Schmidt and Green have progressed through approximately 70 percent of the assembly and commercial properties identified by the town as needing inspections. Since the beginning of the year, they have begun inspecting multiple dwelling apartment buildings.
They hope to see a reduction in the number of buildings requiring follow up inspections as the program continues and by providing information to property owners on the inspections.
Schmidt noted that the primary goal of the inspections was to promote public safety and that the inspections can increase the safety of local fire fighters while improving their responses to incidents by sharing information.

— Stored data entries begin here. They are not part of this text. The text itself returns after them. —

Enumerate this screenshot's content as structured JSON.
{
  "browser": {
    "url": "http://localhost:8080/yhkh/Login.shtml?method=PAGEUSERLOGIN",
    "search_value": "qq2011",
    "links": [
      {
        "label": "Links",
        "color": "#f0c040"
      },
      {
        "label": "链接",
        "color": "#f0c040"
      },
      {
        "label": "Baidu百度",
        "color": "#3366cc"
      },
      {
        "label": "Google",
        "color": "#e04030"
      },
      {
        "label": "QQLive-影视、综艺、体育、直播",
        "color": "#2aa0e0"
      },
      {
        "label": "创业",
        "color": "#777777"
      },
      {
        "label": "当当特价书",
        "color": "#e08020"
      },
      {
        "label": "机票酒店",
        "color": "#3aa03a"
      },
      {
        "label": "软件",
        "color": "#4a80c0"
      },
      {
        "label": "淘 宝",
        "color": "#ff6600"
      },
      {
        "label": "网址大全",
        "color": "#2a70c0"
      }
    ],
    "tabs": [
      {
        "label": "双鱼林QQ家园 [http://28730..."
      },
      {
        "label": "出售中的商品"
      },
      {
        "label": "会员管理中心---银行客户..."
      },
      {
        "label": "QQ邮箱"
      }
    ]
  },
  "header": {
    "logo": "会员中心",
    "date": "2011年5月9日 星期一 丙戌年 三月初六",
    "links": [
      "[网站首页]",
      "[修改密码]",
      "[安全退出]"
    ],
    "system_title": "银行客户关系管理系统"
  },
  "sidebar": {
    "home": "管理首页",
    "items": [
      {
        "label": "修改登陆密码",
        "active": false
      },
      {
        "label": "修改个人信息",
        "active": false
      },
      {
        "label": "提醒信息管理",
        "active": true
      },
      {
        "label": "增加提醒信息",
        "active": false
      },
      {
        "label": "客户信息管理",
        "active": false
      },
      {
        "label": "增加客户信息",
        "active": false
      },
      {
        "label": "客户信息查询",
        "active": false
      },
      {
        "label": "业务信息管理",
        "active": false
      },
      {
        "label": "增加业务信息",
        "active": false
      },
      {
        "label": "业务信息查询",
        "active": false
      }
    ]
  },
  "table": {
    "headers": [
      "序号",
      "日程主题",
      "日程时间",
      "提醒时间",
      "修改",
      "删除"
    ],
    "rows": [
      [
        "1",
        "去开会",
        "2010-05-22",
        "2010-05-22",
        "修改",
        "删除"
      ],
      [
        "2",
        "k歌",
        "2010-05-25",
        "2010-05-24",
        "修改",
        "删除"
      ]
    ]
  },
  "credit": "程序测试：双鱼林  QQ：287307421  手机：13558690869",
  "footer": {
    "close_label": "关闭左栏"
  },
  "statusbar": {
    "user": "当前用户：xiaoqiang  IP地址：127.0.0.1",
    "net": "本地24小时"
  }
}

“The communication between the fire department and the building department is crucial. They’re going out responding to incidents, finding things, violations that we might not get to for months down the road,” Schmidt said. “Our job is to communicate with them to find that violation and follow up on it to make sure that it is corrected properly.”
The town marshals are working towards sharing the information that they gather while performing fire inspections with the fire department, as well.
The chief of the Malta Ridge Volunteer Fire Company has given the marshals access to software that they can use for record keeping to document code violations, provide detailed explanations to property owners on the individual citations and information on how to resolve the violation.
Eventually the software will form a digital database that the fire department can access when responding to incidents. The software can also assist the marshals tracking when properties are due for inspection and can automatically generate an inspection schedule.
Schmidt noted the importance of the scheduling tool to complete fire safety inspections on existing properties according to the state mandated schedule once the town has caught up with the overdue properties. He also noted that there are more buildings currently under construction that will eventually needed to be factored into the inspection schedule.
Supervisor DeLucia thanked Schmidt and Green for their work so far, noting that the town board may need to readjust their plans to ensure that all of the inspections are completed.
“You were given a rather ambitious task,” DeLucia said. “You’ve done a great job and of course the re-inspections were a problem. As we move forward, obviously, it is appearing that as we start looking at next year’s budget we may have to be reconsidering how much is put into this so that we can finish up even more of them, possibly. We’ll need to take a look at that as a town board.”